Not every idea pans out. Baier and his team recently negotiated with what they believed would be three different candidates for U.S. Speaker of the House. Rep. Steve Scalise, Rep. Jim Jordan and Rep. Kevin Hern all agreed to take part in a panel discussion with Baier for “Special Report.” Fox News agreed to hold off on announcing the event until the show was broadcast on October 6. In the interim, says Baier, word began to leak out on Capitol Hill.

“It was sort of bizarre. First it said I was doing this in a closed-door setting, only for the Republican caucus,” which wasn’t accurate, he says. He cites “pressure from Republican members who thought they should be talking to members first before they talked to the American public” as the reason the effort had to be scuttled. Baier also tried to organize deep-dive conversations with at least two of the Republican presidential hopefuls, Chris Christie and Vivek Ramaswamy, but says the RNC got involved and pushed the candidates to stick to debates rather than smaller group discussions.

He’s raising his ambitions after snaring an earlier-than-expected renewal with Fox News. In September, Fox re-upped a contract with the anchor, who was already signed through at least 2025. He’s also being given new leeway. During the coronavirus pandemic, Baier and his family left the Washington, D.C. area for Florida, a move Baier’s spouse and kids want to make permanent. As a result, he has already begun to anchor “Special Report” in Florida one day a week, while usually working in Washington Monday through Thursday. If you see the U.S. Capitol behind him on Fox News, Baier is in Washington (that’s the actual Capitol seen through a window). But if Baier is sitting in front of a picture of a newsroom, it usually means he’s on the road or closer to home.
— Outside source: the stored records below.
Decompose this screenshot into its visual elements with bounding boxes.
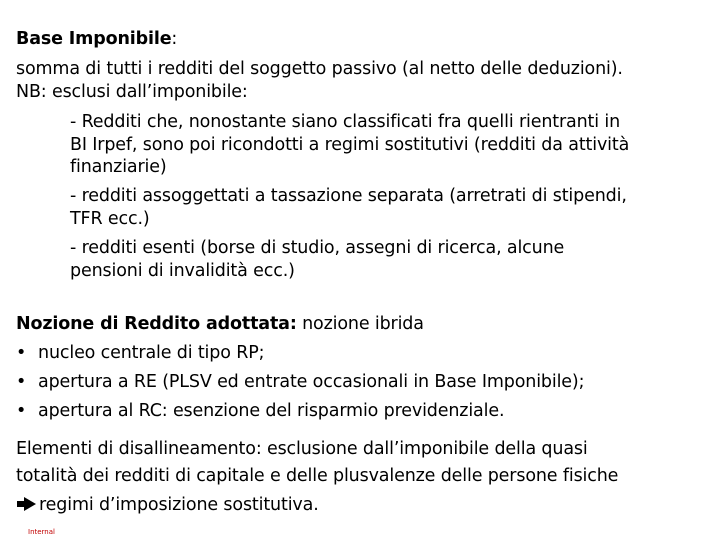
bullet-item	[16, 371, 584, 393]
nb-exclusions-intro: NB: esclusi dall’imponibile:	[16, 82, 248, 102]
bullet-item	[16, 342, 264, 364]
base-imponibile-title: Base Imponibile	[16, 29, 172, 49]
exclusion-line-5: TFR ecc.)	[70, 209, 150, 229]
right-arrow-icon	[24, 497, 36, 511]
exclusion-line-1: - Redditi che, nonostante siano classificati fra quelli rientranti in	[70, 112, 621, 132]
base-imponibile-colon: :	[171, 29, 178, 49]
exclusion-line-4: - redditi assoggettati a tassazione separata (arretrati di stipendi,	[70, 186, 627, 206]
classification-label: Internal	[28, 528, 55, 536]
disallineamento-line-3	[16, 494, 319, 516]
regimi-text: regimi d’imposizione sostitutiva.	[39, 495, 319, 515]
nozione-reddito-value: nozione ibrida	[296, 314, 424, 334]
bullet-glyph: •	[16, 401, 27, 421]
disallineamento-line-2: totalità dei redditi di capitale e delle plusvalenze delle persone fisiche	[16, 466, 619, 486]
nozione-reddito-heading	[16, 313, 424, 335]
disallineamento-line-1: Elementi di disallineamento: esclusione dall’imponibile della quasi	[16, 439, 588, 459]
base-imponibile-heading	[16, 28, 177, 50]
exclusion-line-3: finanziarie)	[70, 157, 167, 177]
bullet-item	[16, 400, 504, 422]
bullet-text: nucleo centrale di tipo RP;	[38, 343, 265, 363]
base-imponibile-definition: somma di tutti i redditi del soggetto passivo (al netto delle deduzioni).	[16, 59, 623, 79]
bullet-glyph: •	[16, 343, 27, 363]
exclusion-line-7: pensioni di invalidità ecc.)	[70, 261, 295, 281]
nozione-reddito-title: Nozione di Reddito adottata:	[16, 314, 297, 334]
exclusion-line-6: - redditi esenti (borse di studio, assegni di ricerca, alcune	[70, 238, 565, 258]
bullet-text: apertura a RE (PLSV ed entrate occasionali in Base Imponibile);	[38, 372, 585, 392]
exclusion-line-2: BI Irpef, sono poi ricondotti a regimi sostitutivi (redditi da attività	[70, 135, 630, 155]
bullet-glyph: •	[16, 372, 27, 392]
bullet-text: apertura al RC: esenzione del risparmio previdenziale.	[38, 401, 505, 421]
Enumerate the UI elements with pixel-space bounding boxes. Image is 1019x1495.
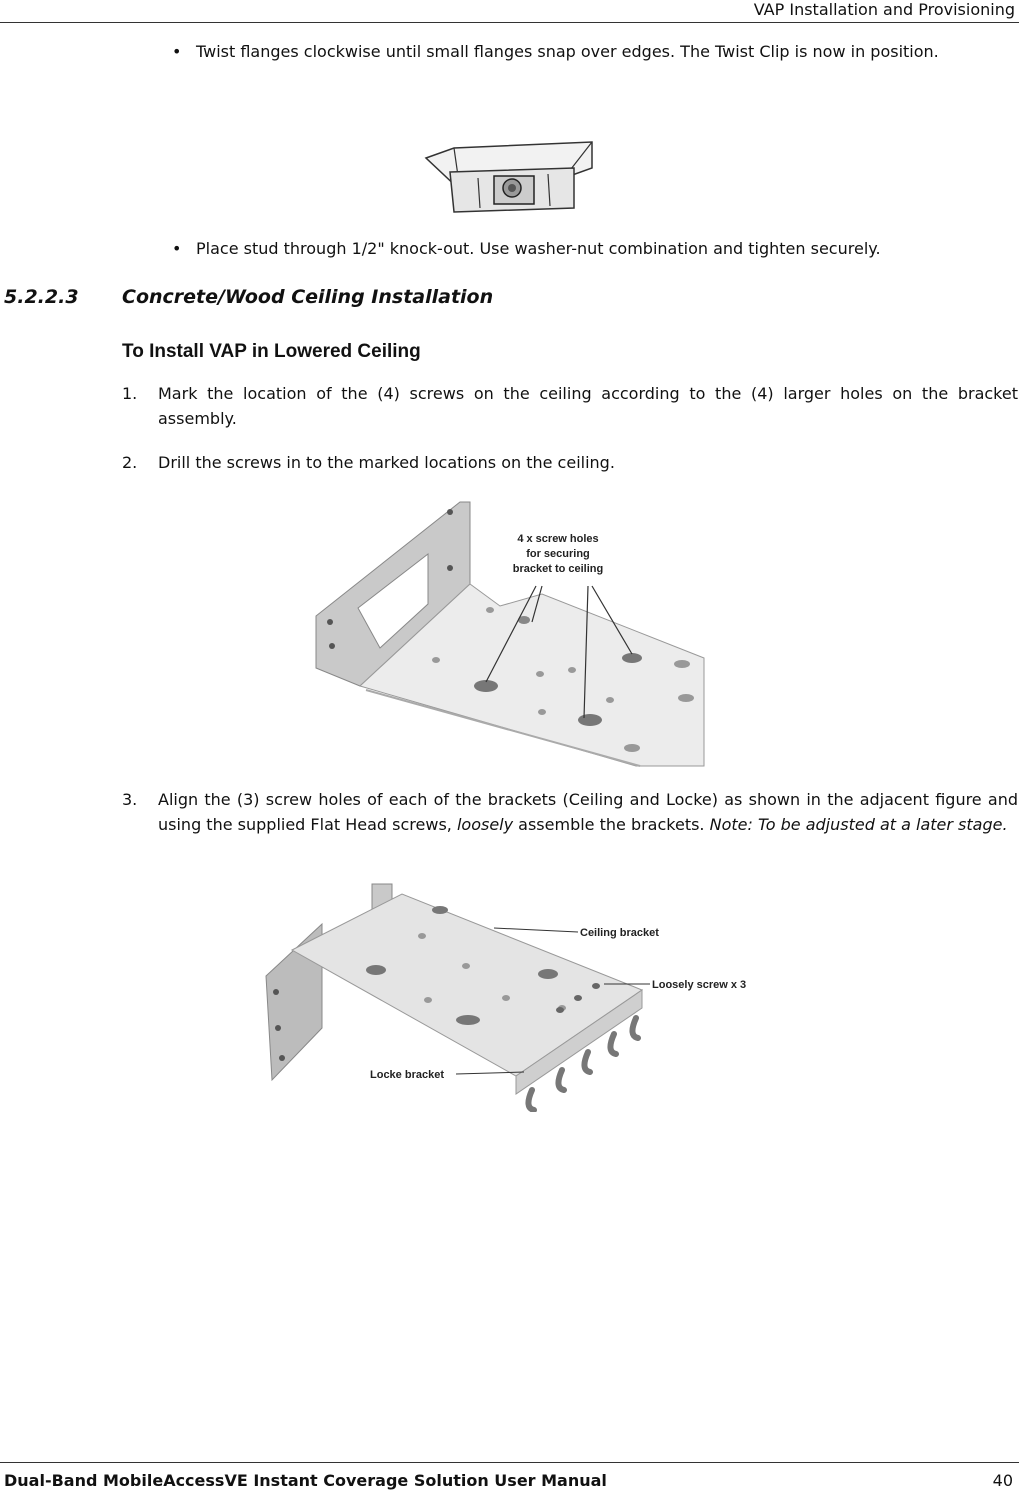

Now he has his eye on other luminaries. Baier says he would really like to interview China’s Xi Jinping as well as Pope Francis. He has had a request in to speak with President Biden since he won the primary in South Carolina in the run-up to the 2020 election. “The White House has been a tough nut to crack,” says Baier, noting that he has interviewed various Cabinet Secretaries and other officials. Biden has not granted any one-on-one interviews to Fox News during his term, even declining to take part in the traditional exchange prior to the Super Bowl when Fox Corp. broadcast it earlier this year.

But landing such conversations often takes more than a single request. “I have a meeting once every couple of weeks with my booking producer and my executive producer, and we we do a little status check. Who is just like pie in the sky and who is maybe more realistic,” says Baier. “I think if you keep on touching base, one of those times, the fish is going to bite.”